Here is the specific program: David MacBride: “Shadow” for two baroque flutes (1993); Robert Strizich: “Tombeau” for baroque flute and harpsichord (1982); François Couperin, “Concert Royal” No. 2 in D major (1722), which can be heard in a YouTube video at the bottom; University of Wisconsin-Madison School of Music composer Stephen Dembski (below top), “Gits and Piths” for modern and baroque flutes (2014); UW-Madison bassoonist, conductor and composer Marc Vallon (below bottom), “Ami” (2014); and Johann Sebastian Bach: Sonata in B minor for baroque flute and harpsichord, BWV 1030 (1736-37).
The fourth concert of the Kat Trio Chamber Music Series features the Veldor Woodwind Quintet.
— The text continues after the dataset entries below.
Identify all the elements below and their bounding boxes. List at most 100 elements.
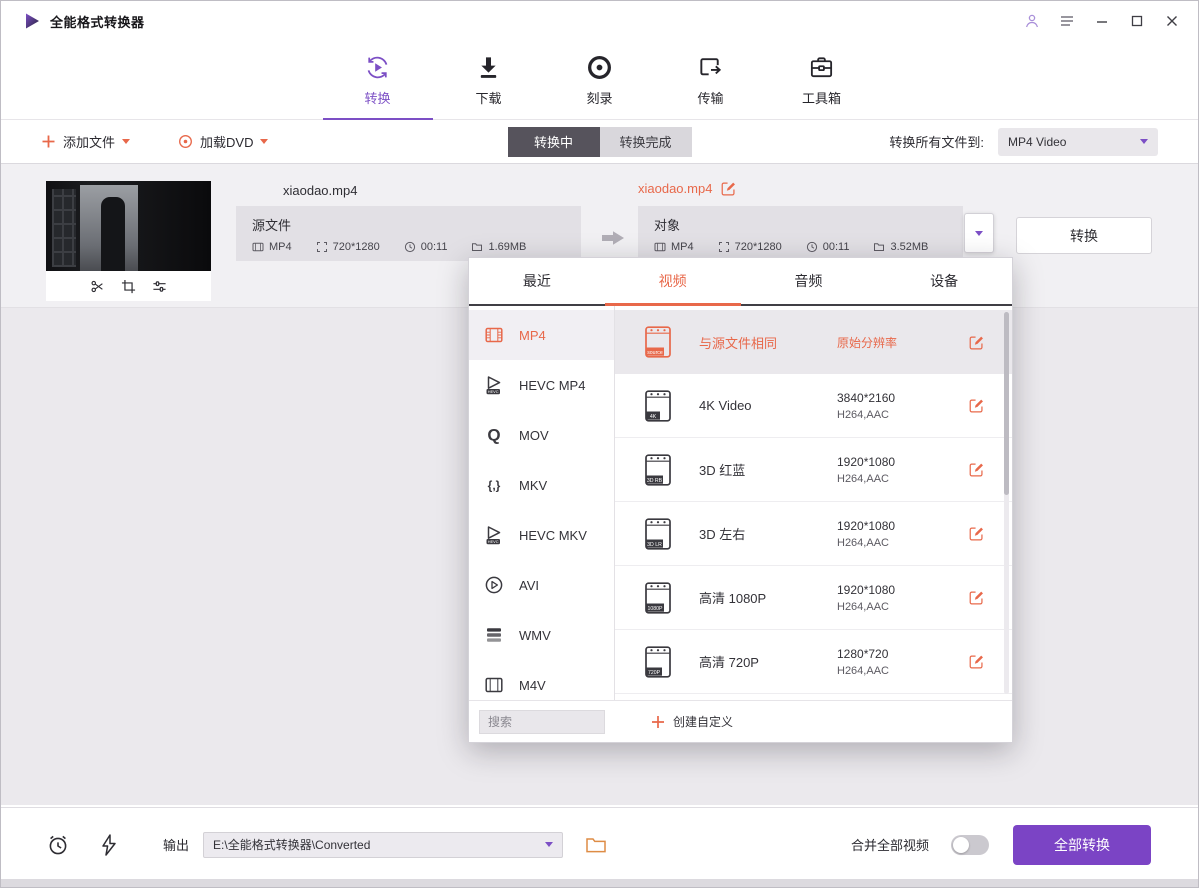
open-folder-icon[interactable]	[585, 835, 607, 855]
format-item-label: MOV	[519, 428, 549, 443]
load-dvd-button[interactable]: 加载DVD	[178, 132, 268, 151]
create-custom-button[interactable]: 创建自定义	[651, 713, 733, 730]
tab-toolbox[interactable]: 工具箱	[783, 41, 861, 119]
toolbox-icon	[808, 54, 835, 81]
preset-codec: H264,AAC	[837, 601, 969, 613]
format-item-mov[interactable]: Q MOV	[469, 410, 614, 460]
bottom-bar: 输出 合并全部视频 全部转换	[1, 807, 1198, 881]
preset-row-same-as-source[interactable]: source 与源文件相同 原始分辨率	[615, 310, 1012, 374]
high-speed-bolt-icon[interactable]	[100, 834, 118, 856]
format-item-mkv[interactable]: {,} MKV	[469, 460, 614, 510]
edit-preset-icon[interactable]	[969, 590, 984, 605]
preset-row-3d-leftright[interactable]: 3D LR 3D 左右 1920*1080 H264,AAC	[615, 502, 1012, 566]
scrollbar-thumb[interactable]	[1004, 312, 1009, 495]
preset-row-1080p[interactable]: 1080P 高清 1080P 1920*1080 H264,AAC	[615, 566, 1012, 630]
effects-tune-icon[interactable]	[152, 279, 167, 294]
account-icon[interactable]	[1024, 13, 1040, 29]
tab-burn-label: 刻录	[586, 88, 612, 107]
add-files-button[interactable]: 添加文件	[41, 132, 130, 151]
popup-tab-device[interactable]: 设备	[876, 258, 1012, 304]
tab-converting[interactable]: 转换中	[508, 127, 600, 157]
wmv-layers-icon	[484, 625, 506, 645]
maximize-button[interactable]	[1129, 13, 1145, 29]
svg-text:source: source	[647, 350, 663, 356]
edit-preset-icon[interactable]	[969, 335, 984, 350]
edit-preset-icon[interactable]	[969, 398, 984, 413]
hevc-play-icon: HEVC	[484, 375, 506, 395]
target-file-name: xiaodao.mp4	[638, 181, 712, 196]
tab-converted[interactable]: 转换完成	[600, 127, 692, 157]
preset-name: 高清 720P	[699, 652, 837, 671]
tab-convert[interactable]: 转换	[339, 41, 417, 119]
popup-tab-video[interactable]: 视频	[605, 258, 741, 304]
chevron-down-icon	[975, 231, 983, 236]
format-item-label: MKV	[519, 478, 547, 493]
crop-icon[interactable]	[121, 279, 136, 294]
duration-clock-icon	[806, 241, 818, 253]
mp4-film-icon	[484, 325, 506, 345]
preset-dropdown-button[interactable]	[964, 213, 994, 253]
output-format-select[interactable]: MP4 Video	[998, 128, 1158, 156]
app-window: 全能格式转换器	[0, 0, 1199, 888]
transfer-icon	[697, 54, 724, 81]
duration-clock-icon	[404, 241, 416, 253]
format-sidebar: MP4 HEVC HEVC MP4 Q MOV {,}	[469, 306, 615, 700]
format-item-hevc-mkv[interactable]: HEVC HEVC MKV	[469, 510, 614, 560]
preset-name: 与源文件相同	[699, 333, 837, 352]
create-custom-label: 创建自定义	[673, 713, 733, 730]
edit-preset-icon[interactable]	[969, 462, 984, 477]
convert-icon	[364, 54, 391, 81]
preset-specs: 1280*720 H264,AAC	[837, 647, 969, 677]
popup-tab-recent[interactable]: 最近	[469, 258, 605, 304]
preset-row-4k[interactable]: 4K 4K Video 3840*2160 H264,AAC	[615, 374, 1012, 438]
app-title: 全能格式转换器	[50, 12, 145, 31]
video-thumbnail[interactable]	[46, 181, 211, 301]
edit-preset-icon[interactable]	[969, 526, 984, 541]
format-item-label: HEVC MP4	[519, 378, 585, 393]
format-item-avi[interactable]: AVI	[469, 560, 614, 610]
format-item-wmv[interactable]: WMV	[469, 610, 614, 660]
format-item-mp4[interactable]: MP4	[469, 310, 614, 360]
convert-all-button[interactable]: 全部转换	[1013, 825, 1151, 865]
preset-name: 高清 1080P	[699, 588, 837, 607]
window-bottom-edge	[1, 879, 1198, 887]
menu-icon[interactable]	[1059, 13, 1075, 29]
rename-edit-icon[interactable]	[721, 181, 736, 196]
tab-burn[interactable]: 刻录	[561, 41, 639, 119]
tab-transfer[interactable]: 传输	[672, 41, 750, 119]
edit-preset-icon[interactable]	[969, 654, 984, 669]
chevron-down-icon	[122, 139, 130, 144]
size-folder-icon	[873, 241, 885, 253]
preset-row-720p[interactable]: 720P 高清 720P 1280*720 H264,AAC	[615, 630, 1012, 694]
merge-toggle[interactable]	[951, 835, 989, 855]
tab-download[interactable]: 下载	[450, 41, 528, 119]
output-path-input[interactable]	[213, 838, 545, 852]
tab-download-label: 下载	[475, 88, 501, 107]
svg-text:{,}: {,}	[488, 479, 501, 493]
close-button[interactable]	[1164, 13, 1180, 29]
preset-list-scrollbar[interactable]	[1004, 312, 1009, 694]
status-tabs: 转换中 转换完成	[508, 127, 692, 157]
preset-codec: H264,AAC	[837, 665, 969, 677]
titlebar: 全能格式转换器	[1, 1, 1198, 41]
target-info-box: 对象 MP4 720*1280 00:11 3.52MB	[638, 206, 963, 261]
format-item-hevc-mp4[interactable]: HEVC HEVC MP4	[469, 360, 614, 410]
source-duration: 00:11	[421, 241, 448, 253]
search-input[interactable]	[479, 710, 605, 734]
convert-file-button[interactable]: 转换	[1016, 217, 1152, 254]
minimize-button[interactable]	[1094, 13, 1110, 29]
target-size: 3.52MB	[890, 241, 928, 253]
preset-row-3d-redblue[interactable]: 3D RB 3D 红蓝 1920*1080 H264,AAC	[615, 438, 1012, 502]
trim-icon[interactable]	[90, 279, 105, 294]
load-dvd-label: 加载DVD	[200, 132, 253, 151]
toolbar: 添加文件 加载DVD 转换中 转换完成 转换所有文件到: MP4 Video	[1, 120, 1198, 164]
output-path-select[interactable]	[203, 832, 563, 858]
format-item-m4v[interactable]: M4V	[469, 660, 614, 700]
preset-codec: H264,AAC	[837, 537, 969, 549]
preset-codec: H264,AAC	[837, 473, 969, 485]
target-resolution: 720*1280	[735, 241, 782, 253]
popup-tab-audio[interactable]: 音频	[741, 258, 877, 304]
download-icon	[475, 54, 502, 81]
schedule-clock-icon[interactable]	[46, 833, 70, 857]
resolution-icon	[316, 241, 328, 253]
The concert will take place in Memorial United Church of Christ, 5705 Lacy Road, Fitchburg on Saturday night, April 26, 2014 at 7 p.m.
There will be 30-minute Q&A session before the performance.
Suggested donation: $10 adults and $5 students.
Member of the Veldor Woodwind Quintet (below) are: Barbara Paziouros Roberts (flute), Andy Olson (oboe), Joe Kania (clarinet), Brad Sinner (horn), and Brian Ellingboe (bassoon). They combine educational backgrounds in music performance from the Eastman School of Music, DePaul University, Lawrence University, Luther College, and the University of Wisconsin-Madison School of Music with many years of performing experience both locally and abroad.
Now in their fifth year, the Veldor continues to entertain audiences with its dynamic performances of standard and non-traditional repertoire alike.
Then on Sunday, April 27, at 2 p.m., at the Mount Olive Lutheran Church, 110 North Whitney Way, the early music group Eliza’s Toyes (below) is performing a program titled “Toss The Pot: Songs About Money, or the Lack Thereof.”
Writes founder singer and conductor Jerry Hui (below): “Through songs from the Medieval, Renaissance and Baroque period, we sing about the age-old problem of money, people’s desire for it, as well as things that are even more precious. There’ll be a “sermon of money” from “Carl Orff’s “Carmina Burana”; selection from Palestrina’s “Canticum Canticorum”; a song by Orlandi di Lassus about hungry musicians stealing food; chansons by Josquin des Prez, Sermisy and Le Jeune; and many more.”